The Great Gatsby the Color White: Symbol of Tarnish?
The color white is oftentimes unanimously associated with purity, hope, and innocence. However, in the Great Gatsby, by F. Scott Fitzgerald, the color has the deeper meaning of false purity over goodness. With the taboo characteristics that Fitzgerald's white carries, the reader is led to a false sense of security throughout the course of the novel; just how far was this rebel of a writer willing to go to break down borders? It is later found out that the symbol of white very much plays into the ironic theme of illusion versus reality. The characters in the novel are not the only ones dumbfounded at the confusion of life; things are not in the norm anymore, and Fitzgerald's new use of the color white further exemplifies the confusion of illusion versus reality amongst people during the American modernistic period.
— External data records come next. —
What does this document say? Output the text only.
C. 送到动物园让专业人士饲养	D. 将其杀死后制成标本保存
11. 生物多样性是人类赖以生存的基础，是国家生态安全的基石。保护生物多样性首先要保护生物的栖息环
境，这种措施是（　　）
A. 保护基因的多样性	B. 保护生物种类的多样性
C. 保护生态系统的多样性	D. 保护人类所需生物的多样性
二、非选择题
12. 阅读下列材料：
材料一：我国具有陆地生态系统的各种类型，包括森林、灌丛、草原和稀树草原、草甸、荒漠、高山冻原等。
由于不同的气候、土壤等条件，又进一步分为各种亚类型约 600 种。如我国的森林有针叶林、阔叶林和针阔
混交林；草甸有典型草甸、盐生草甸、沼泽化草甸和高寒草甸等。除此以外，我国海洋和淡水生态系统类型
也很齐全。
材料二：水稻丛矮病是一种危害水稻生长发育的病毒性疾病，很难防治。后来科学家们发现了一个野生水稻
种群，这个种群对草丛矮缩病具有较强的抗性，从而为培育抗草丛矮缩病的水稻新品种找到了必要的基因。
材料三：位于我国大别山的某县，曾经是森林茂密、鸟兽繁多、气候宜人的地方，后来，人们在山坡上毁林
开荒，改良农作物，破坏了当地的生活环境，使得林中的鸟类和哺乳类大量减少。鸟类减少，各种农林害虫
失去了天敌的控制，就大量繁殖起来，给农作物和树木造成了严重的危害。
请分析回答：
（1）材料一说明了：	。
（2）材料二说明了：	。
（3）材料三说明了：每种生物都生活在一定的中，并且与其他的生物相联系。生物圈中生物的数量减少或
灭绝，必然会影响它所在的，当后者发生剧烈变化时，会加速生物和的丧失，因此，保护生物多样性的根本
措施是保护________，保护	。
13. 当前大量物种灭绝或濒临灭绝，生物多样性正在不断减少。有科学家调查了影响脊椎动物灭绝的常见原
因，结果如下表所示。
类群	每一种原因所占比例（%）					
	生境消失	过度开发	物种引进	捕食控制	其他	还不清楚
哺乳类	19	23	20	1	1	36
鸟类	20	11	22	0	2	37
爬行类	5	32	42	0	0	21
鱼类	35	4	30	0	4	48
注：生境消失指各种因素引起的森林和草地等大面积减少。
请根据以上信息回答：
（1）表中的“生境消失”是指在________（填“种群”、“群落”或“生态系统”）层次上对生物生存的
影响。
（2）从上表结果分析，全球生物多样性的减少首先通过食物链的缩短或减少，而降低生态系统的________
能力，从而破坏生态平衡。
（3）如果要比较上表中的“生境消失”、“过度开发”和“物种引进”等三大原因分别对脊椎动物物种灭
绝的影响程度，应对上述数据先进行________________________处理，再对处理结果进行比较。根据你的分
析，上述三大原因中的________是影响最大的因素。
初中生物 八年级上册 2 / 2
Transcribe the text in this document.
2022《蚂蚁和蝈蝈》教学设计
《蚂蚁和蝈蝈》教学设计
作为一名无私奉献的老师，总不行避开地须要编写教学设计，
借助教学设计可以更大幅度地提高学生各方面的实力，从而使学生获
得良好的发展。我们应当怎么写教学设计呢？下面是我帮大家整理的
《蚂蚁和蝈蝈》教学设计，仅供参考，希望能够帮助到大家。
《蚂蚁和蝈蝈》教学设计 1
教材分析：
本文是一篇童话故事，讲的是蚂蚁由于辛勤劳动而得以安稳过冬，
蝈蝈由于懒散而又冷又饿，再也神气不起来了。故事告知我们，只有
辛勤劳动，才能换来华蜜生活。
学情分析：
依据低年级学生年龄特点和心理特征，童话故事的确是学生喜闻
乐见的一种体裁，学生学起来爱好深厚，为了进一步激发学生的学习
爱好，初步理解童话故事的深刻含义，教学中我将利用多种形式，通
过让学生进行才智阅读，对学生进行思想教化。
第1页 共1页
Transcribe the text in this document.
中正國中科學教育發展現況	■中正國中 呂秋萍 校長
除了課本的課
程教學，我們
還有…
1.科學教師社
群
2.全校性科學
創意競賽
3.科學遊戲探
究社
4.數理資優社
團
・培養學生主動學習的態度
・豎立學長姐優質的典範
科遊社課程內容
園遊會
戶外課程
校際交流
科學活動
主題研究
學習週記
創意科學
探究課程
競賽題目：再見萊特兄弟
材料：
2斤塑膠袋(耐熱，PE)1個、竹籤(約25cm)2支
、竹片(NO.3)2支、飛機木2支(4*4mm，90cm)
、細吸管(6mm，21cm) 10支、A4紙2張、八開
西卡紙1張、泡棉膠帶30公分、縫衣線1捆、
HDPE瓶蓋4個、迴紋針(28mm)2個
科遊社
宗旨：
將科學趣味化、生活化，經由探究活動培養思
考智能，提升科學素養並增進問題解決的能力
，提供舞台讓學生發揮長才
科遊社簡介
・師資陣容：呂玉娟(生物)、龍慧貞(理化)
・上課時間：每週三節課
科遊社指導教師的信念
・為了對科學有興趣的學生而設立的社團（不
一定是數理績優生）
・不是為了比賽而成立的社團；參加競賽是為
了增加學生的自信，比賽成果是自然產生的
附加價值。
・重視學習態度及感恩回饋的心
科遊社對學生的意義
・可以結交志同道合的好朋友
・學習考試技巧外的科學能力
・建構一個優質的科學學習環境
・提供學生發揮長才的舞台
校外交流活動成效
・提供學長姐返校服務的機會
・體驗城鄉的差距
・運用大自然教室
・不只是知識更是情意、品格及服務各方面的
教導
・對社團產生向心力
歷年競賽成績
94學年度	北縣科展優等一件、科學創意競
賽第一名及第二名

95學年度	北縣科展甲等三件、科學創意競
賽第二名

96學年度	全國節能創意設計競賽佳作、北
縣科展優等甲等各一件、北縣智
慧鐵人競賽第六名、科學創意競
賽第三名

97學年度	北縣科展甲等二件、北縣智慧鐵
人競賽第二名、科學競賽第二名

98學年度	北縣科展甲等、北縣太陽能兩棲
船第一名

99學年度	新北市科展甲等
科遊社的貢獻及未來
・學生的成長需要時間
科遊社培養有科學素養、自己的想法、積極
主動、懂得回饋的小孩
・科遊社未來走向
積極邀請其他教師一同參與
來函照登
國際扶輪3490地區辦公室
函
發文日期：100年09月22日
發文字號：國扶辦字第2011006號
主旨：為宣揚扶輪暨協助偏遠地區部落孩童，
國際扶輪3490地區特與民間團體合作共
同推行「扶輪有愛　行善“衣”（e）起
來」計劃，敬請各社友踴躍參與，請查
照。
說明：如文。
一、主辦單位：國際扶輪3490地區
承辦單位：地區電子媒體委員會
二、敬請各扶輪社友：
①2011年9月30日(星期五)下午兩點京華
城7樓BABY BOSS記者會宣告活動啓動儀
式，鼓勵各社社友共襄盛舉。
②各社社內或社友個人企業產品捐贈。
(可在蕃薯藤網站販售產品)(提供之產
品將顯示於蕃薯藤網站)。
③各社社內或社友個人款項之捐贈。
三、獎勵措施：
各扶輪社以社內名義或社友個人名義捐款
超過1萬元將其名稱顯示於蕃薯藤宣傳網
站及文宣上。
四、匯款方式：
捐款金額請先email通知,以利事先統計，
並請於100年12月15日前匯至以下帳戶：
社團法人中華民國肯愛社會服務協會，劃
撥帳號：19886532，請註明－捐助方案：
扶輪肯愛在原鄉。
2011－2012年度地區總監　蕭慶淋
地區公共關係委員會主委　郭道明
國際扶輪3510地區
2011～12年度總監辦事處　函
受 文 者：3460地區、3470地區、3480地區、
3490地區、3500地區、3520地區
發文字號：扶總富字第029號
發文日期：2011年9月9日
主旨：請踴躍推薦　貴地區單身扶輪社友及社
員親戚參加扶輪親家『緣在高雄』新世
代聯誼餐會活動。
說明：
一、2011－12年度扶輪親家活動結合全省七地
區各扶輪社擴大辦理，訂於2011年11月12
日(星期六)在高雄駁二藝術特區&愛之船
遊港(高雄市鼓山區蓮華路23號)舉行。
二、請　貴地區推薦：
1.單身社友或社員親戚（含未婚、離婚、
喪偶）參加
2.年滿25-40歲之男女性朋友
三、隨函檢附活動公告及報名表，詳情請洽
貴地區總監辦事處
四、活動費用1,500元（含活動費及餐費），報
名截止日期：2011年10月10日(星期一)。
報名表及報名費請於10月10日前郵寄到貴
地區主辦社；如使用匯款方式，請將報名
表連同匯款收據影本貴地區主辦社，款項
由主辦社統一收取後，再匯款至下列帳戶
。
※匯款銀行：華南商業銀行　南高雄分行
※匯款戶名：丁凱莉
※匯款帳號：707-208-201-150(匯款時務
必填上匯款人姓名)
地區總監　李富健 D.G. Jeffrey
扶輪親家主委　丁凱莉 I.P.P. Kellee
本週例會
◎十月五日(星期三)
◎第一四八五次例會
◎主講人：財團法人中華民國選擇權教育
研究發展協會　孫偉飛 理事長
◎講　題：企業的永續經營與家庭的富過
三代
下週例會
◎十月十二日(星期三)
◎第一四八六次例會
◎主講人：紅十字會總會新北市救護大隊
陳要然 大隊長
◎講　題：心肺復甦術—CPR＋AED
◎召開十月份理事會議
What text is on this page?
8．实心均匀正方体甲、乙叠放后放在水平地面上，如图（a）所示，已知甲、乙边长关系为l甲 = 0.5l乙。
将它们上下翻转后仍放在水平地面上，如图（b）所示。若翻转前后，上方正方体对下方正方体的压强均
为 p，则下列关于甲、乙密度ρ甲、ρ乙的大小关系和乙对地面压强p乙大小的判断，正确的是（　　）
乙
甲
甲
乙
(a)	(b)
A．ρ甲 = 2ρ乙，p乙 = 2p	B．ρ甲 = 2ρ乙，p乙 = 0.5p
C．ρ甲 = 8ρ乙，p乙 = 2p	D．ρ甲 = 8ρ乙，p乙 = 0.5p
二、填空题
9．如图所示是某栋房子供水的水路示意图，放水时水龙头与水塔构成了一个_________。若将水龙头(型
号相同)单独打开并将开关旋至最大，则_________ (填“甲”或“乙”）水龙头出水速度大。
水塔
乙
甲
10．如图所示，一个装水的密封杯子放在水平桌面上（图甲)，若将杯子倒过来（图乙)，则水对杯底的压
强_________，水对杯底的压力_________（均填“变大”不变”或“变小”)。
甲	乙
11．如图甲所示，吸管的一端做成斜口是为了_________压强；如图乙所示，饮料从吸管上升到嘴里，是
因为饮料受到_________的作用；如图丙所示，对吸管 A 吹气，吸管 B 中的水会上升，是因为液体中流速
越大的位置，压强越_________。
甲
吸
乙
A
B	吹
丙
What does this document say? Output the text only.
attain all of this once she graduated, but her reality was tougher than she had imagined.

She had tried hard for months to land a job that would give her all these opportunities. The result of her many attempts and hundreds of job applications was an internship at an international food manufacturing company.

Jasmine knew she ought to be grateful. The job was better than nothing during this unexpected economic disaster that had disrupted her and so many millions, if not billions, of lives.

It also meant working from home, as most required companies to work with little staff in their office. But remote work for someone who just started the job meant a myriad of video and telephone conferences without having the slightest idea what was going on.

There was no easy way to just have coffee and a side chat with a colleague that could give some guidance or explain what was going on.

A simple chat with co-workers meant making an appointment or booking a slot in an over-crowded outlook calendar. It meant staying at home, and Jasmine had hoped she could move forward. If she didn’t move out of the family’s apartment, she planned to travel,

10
The two leading female characters in the novel, Daisy and Jordan, are usually seen in white. In addition, Gatsby, when he wanted to meet Daisy again for the first time in five years, wore a white suit as if to show that he was good and pure, when in reality he was not. Daisy's character is enhanced by Fitzgerald's use of the color white to indicate Daisy's freshness and innocence. He notes the gleaming white house, the airy, white rooms, and Daisy lounging in a white dress. Fitzgerald evokes two meanings of white: one is the traditional meaning of purity; the second is the empowerment of whiteness. Daisy, as she is initially presented, represents both privilege and purity--a kind of princess figure. The use of white helps to characterize her as the enchanted princess who becomes incarnate as Gatsby's dream. However, the different shades of white indicate that Daisy may not be an embodiment of purity and that privilege may have a corrupting effect, at least when it is used to veil or whitewash misdeeds. This example corresponds precisely to the presentation of Daisy's character through color symbolism.